= Airfare =

Passenger fee for air transport

An airfare (otherwise known as a fare) is the fee paid by a passenger for air transport. It consists of the charge for a passenger to fly from an origin to a destination and includes the conditions, rules, and restrictions for travelling on the airfare.

Airfares are typically made up of fare and rule components that define the airfare product, services, and price and include origin/destination pair, fare class, one-way/round-trip indicator, fare amount, validity dates, mileage, and other rules. To sell the airfares many airlines rely on inventory allocations within finite, alphabetically defined sub-groups – "inventory buckets" – and fare codes for each fare sold. Airlines have sold airfares in this way since the beginning of commercial air travel and before computer reservations systems existed. As new computerized systems were gradually introduced to the air transport industry in the 1960s, this method of defining airfares and managing them within fare codes was further developed, and usage became widespread.

Evolving business models (such as low-cost carriers), changing consumer needs, and internet-age technologies such as more flexible shopping and booking technology are allowing airlines to price and distribute their products in new ways.

== Fare class ==
A fare class (otherwise known as booking class) is an airline industry term that indicates travel class and refers to the quality of seat, cabin, or other characteristics of the class of travel. Fare classes are used by most airline reservations systems and revenue management departments to divide every seat on a plane into different categories, each with its own price and set of rules.

== Fare filing ==
More than 450 airlines publish in excess of more than 100 million airfares through the airline-owned airfare database Airline Tariff Publishing Company (ATPCO) for onward distribution to Global Distribution Systems (GDSs) and third-party retailers. ATPCO has been a critical component in airline distribution for more than 50 years. The process of filing fares is manual and requires data entry of fares, fare rules, prices, and taxes into the ATPCO database.

== Fare code ==
Fare codes (otherwise known as booking codes or reservation booking designators (RBD)) are used in reservation transactions to specify the class of service a passenger should be booked to receive the fare, and functions also as an inventory control code.

Some fare codes are standard across all airlines, while some are very different depending on the airline. For example, a plane may have 25 economy seats still available, and the airline may show them in a reservation system as Y7 K5 M4 T6 E3, which indicates how many of each booking class can be reserved. Agents cannot sell some codes, and those seats may be reserved for international connections, loyalty programs, or airline staff relocation.

Fare codes were defined by IATA, but airlines have deviated from the IATA standard and current booking codes are airline-specific. The same code may have different meanings for tickets issued by different airlines. Many airlines use nearly all letters of the alphabet to support yield management. Certain booking codes have retained the same meaning across most airlines:

Fare codes
| Fare Code | Meaning |
|---|---|
| F | full-fare First class, on airlines with first-class distinct from business class. |
| J | full-fare Business class |
| W | full-fare Premium economy |
| Y | full-fare Economy class |

== Fare rule ==
Fare rules provide the detailed terms, conditions, and services for which fare classes are offered. In the case of pre-filed fares in ATPCO, the fare rule can refer to regulations governing published fares (grouped by categories) or to fares that are contained in the text of a rule (Fare By Rule).

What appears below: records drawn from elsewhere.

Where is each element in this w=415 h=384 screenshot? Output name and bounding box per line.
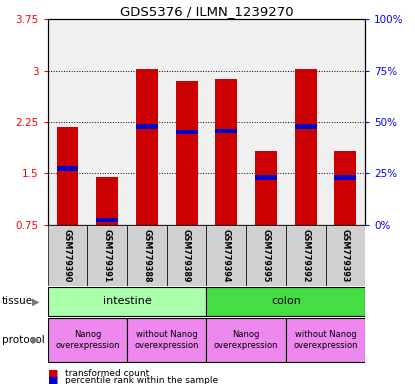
Text: ■: ■	[48, 375, 58, 384]
Text: GSM779388: GSM779388	[142, 228, 151, 282]
Text: ▶: ▶	[32, 335, 40, 345]
Bar	[207, 287, 365, 316]
Bar	[286, 225, 325, 286]
Text: without Nanog
overexpression: without Nanog overexpression	[293, 330, 358, 349]
Bar	[255, 151, 277, 225]
Bar	[215, 79, 237, 225]
Bar	[57, 166, 78, 171]
Bar	[88, 225, 127, 286]
Text: intestine: intestine	[103, 296, 151, 306]
Text: ▶: ▶	[32, 296, 40, 306]
Text: tissue: tissue	[2, 296, 33, 306]
Text: GSM779395: GSM779395	[261, 229, 271, 282]
Bar	[48, 318, 127, 362]
Bar	[136, 69, 158, 225]
Text: GSM779390: GSM779390	[63, 229, 72, 282]
Text: protocol: protocol	[2, 335, 45, 345]
Text: colon: colon	[271, 296, 301, 306]
Bar	[246, 225, 286, 286]
Text: percentile rank within the sample: percentile rank within the sample	[65, 376, 218, 384]
Text: GSM779394: GSM779394	[222, 229, 231, 282]
Bar	[325, 225, 365, 286]
Bar	[127, 318, 207, 362]
Text: Nanog
overexpression: Nanog overexpression	[214, 330, 278, 349]
Bar	[334, 175, 356, 180]
Title: GDS5376 / ILMN_1239270: GDS5376 / ILMN_1239270	[120, 5, 293, 18]
Bar	[96, 218, 118, 222]
Text: ■: ■	[48, 368, 58, 378]
Text: GSM779391: GSM779391	[103, 229, 112, 282]
Bar	[295, 68, 317, 225]
Bar	[167, 225, 207, 286]
Text: Nanog
overexpression: Nanog overexpression	[55, 330, 120, 349]
Bar	[286, 318, 365, 362]
Bar	[207, 318, 286, 362]
Bar	[207, 225, 246, 286]
Bar	[57, 127, 78, 225]
Bar	[255, 175, 277, 180]
Bar	[334, 151, 356, 225]
Bar	[176, 130, 198, 134]
Text: GSM779393: GSM779393	[341, 229, 350, 282]
Bar	[295, 124, 317, 129]
Bar	[48, 287, 207, 316]
Bar	[215, 129, 237, 133]
Bar	[48, 225, 88, 286]
Text: transformed count: transformed count	[65, 369, 149, 378]
Bar	[127, 225, 167, 286]
Bar	[136, 124, 158, 129]
Text: GSM779392: GSM779392	[301, 228, 310, 282]
Text: without Nanog
overexpression: without Nanog overexpression	[134, 330, 199, 349]
Text: GSM779389: GSM779389	[182, 228, 191, 282]
Bar	[96, 177, 118, 225]
Bar	[176, 81, 198, 225]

== Difference between fare code and fare basis code ==
A fare code (or booking code, or reservation booking designator) is identified by one or two letters.

A fare basis code (often just referred to as a fare basis) can be 1-8 alphanumeric characters and is used to determine the price and restrictions on a ticket. Fare basis codes start with a letter called a fare code which almost always matches the booking class in which the reservation is booked.

Example:
 Fare basis code WH7LNR tells us the following:
- W: I have a W booking class ticket (= Fare Code)
- H: It's a high-season ticket.
- 7: I have to book 7 days in advance.
- L: It's a long-haul flight.
- NR: The ticket is non-refundable.

== Dynamic (Airfare) Pricing ==
Current airline pricing is based on standards based on technology that is more than 50 years old. This technology statically defines products and restricts airlines to 26 price points. The limited number of price points leads to unnecessary price jumps that are not beneficial for either customers or airlines. Many airlines are looking to overcome the disadvantages of current airline pricing and allow more prices to better serve customer demands.

Many airlines are implementing Dynamic Pricing (sometimes referred to as Dynamic Offers). Dynamic pricing is the automatic adjustment of a starting price based on data insights to optimize revenue and customer uptake. Starting price data can come from any number of sources – ranging from Revenue Management (RM) systems to ATPCO filed fares

An example of Dynamic Pricing is "continuous pricing" implemented by Lufthansa Group.